Verbatim Conférence de presse - Pierre Laurent - Mardi 9 mai 2017

 

 

48 heures après l'élection d'Emmanuel Macron à la présidence de la République, la bataille des élections législatives bat déjà son plein.


Jeudi 11 mai, à 19 heures, au gymnase Japy à Paris, je lancerai en présence de nombreux candidats soutenus par le Parti communiste la campagne nationale des communistes. Nos ambitions sont claires :
- concrétiser l'espoir ouvert par les 7,5 millions de voix recueillis le 23 avril par le vote Jean-Luc Mélenchon. Nous voulons donner à cette force nouvelle une représentation maximale dansl'Assemblée nationale, pour faire entendre l'exigence d'un nouveau progrès


social et écologique pour le pays et refuser les projets libéraux d'Emmanuel Macron ;


- élire le maximum de députés qui refuseront de signer un chèque en blanc au Président pour légiférer dès cet été par ordonnances contre la casse du Code du Travail ;
- après la défaite infligée à Marine Le Pen au second tour de la présidentielle, à laquelle nous sommes fiers d'avoir contribué avec clarté, barrer maintenant la route à une entrée massive du Front national à l'Assemblée ;


- renouveler en profondeur l'Assemblée nationale en faisant entrer des députés représentant vraiment le peuple, c'est-à-dire des ouvriers, des infirmières, des cheminots, des professeurs des écoles, des employés, des chômeurs, des étudiants, des jeunes travailleurs dans la précarité, etc., des salariés, femmes et hommes à parité, de toutes conditions et de tous métiers, que ni En Marche, ni la droite, ni le FN ne présenteront. Nos candidats, dont près de 70 % n'ont aucun mandat électif, sont à l'image de cette France du travail.

Pour concrétiser ces objectifs, je renouvelle avec gravité et colère mon appel à la France insoumise pour que nous allions, non dans quelques circonscriptions, mais le plus largement et nationalement possible à la bataille sous une bannière commune, qui puisse rassembler France insoumise, le Parti communiste, Ensemble !, les forces citoyennes du Front de gauche, et toutes les forces de gauche et écologistes qui pourraient alors souhaiter se joindre à nous pour mener ensemble les combats qui s'annoncent.


Que cherche-t-on ? La défense d'intérêts de recomposition partisane ou une victoire du peuple qui rebatte les cartes après la présidentielle et redonne une chance à notre peuple de peser sur son avenir?

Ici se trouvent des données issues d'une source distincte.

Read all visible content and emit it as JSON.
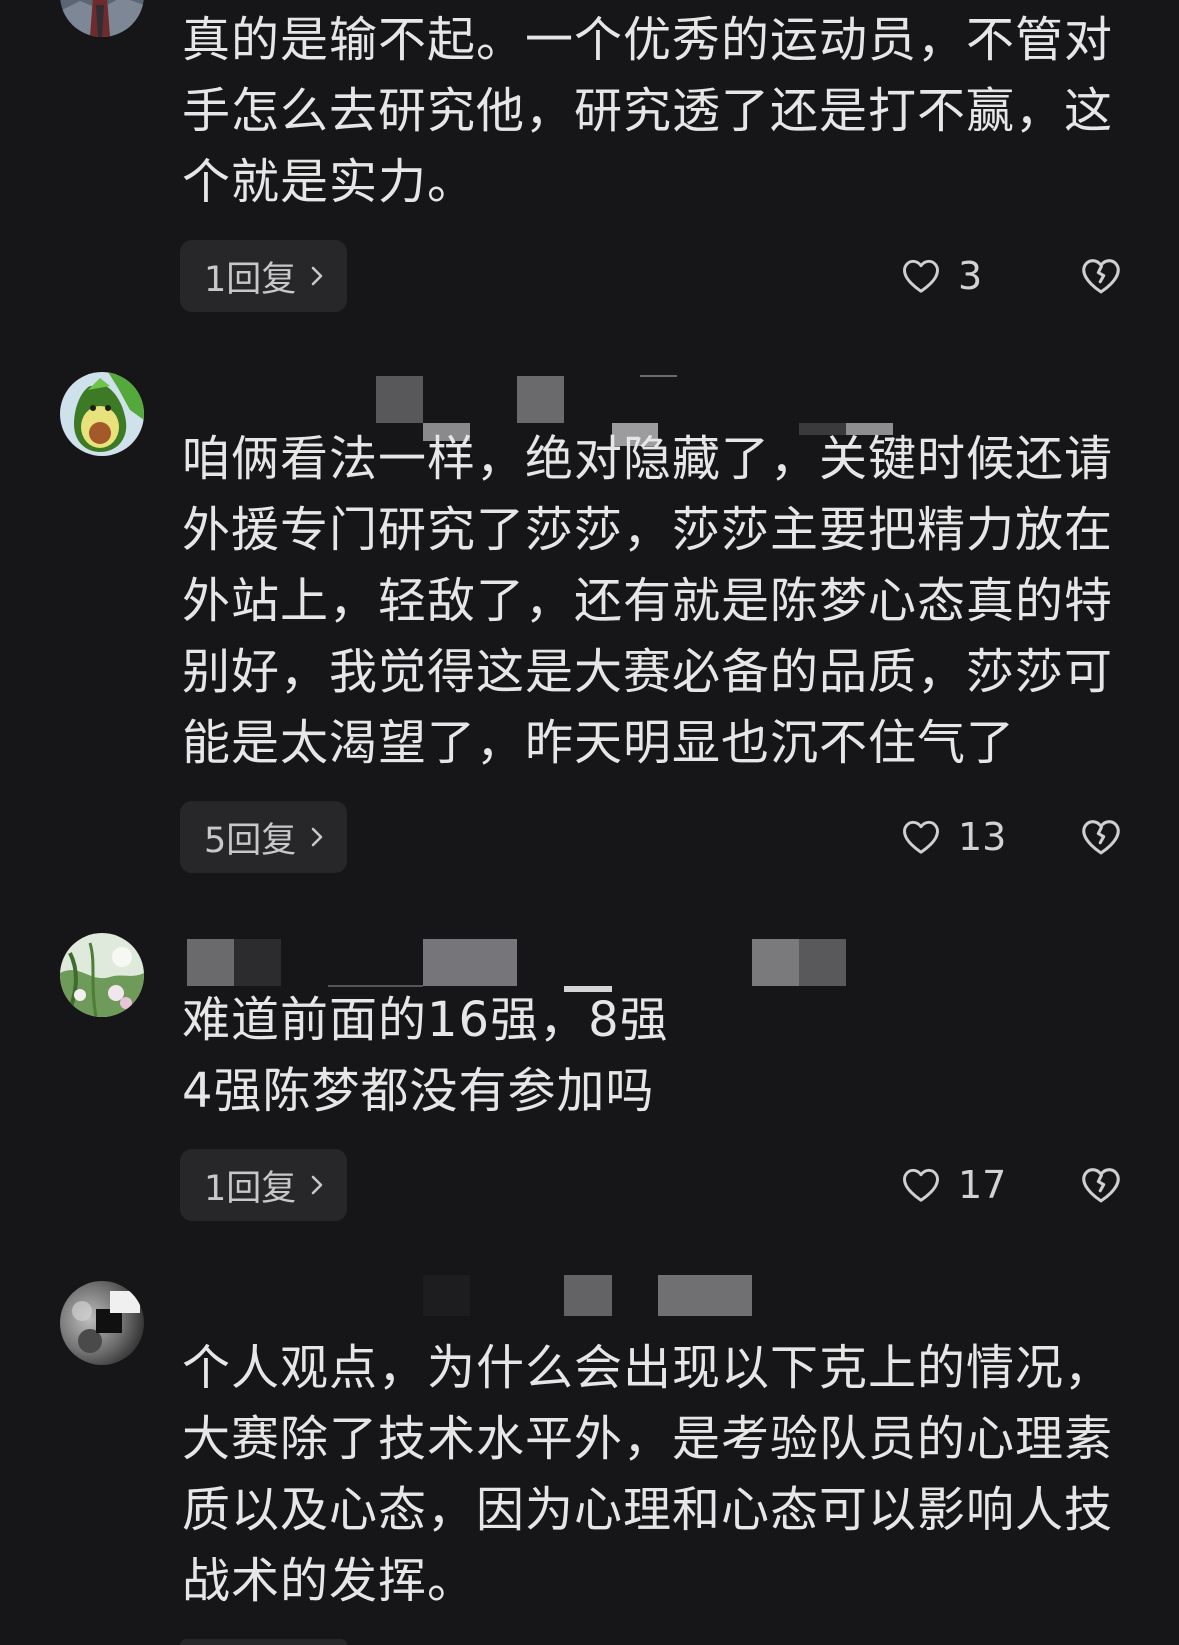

Sans accord national, nous diviserons les électeurs de Jean-Luc Mélenchon du 23 avril, alors qu'ils nous demandent une seule candidature, la plus à même de gagner, dans le maximum de circonscriptions. C'est la condition de l'élection du maximum de députés et de la mise en échec des tentatives de main mise sur la représentation nationale d'En Marche, de la droite et de l'extrême droite, qui, on le sait, peuvent être facilitées par la logique institutionnelle des mécanismes de la Vème République, contre la volonté de millions et de millions de nos concitoyens.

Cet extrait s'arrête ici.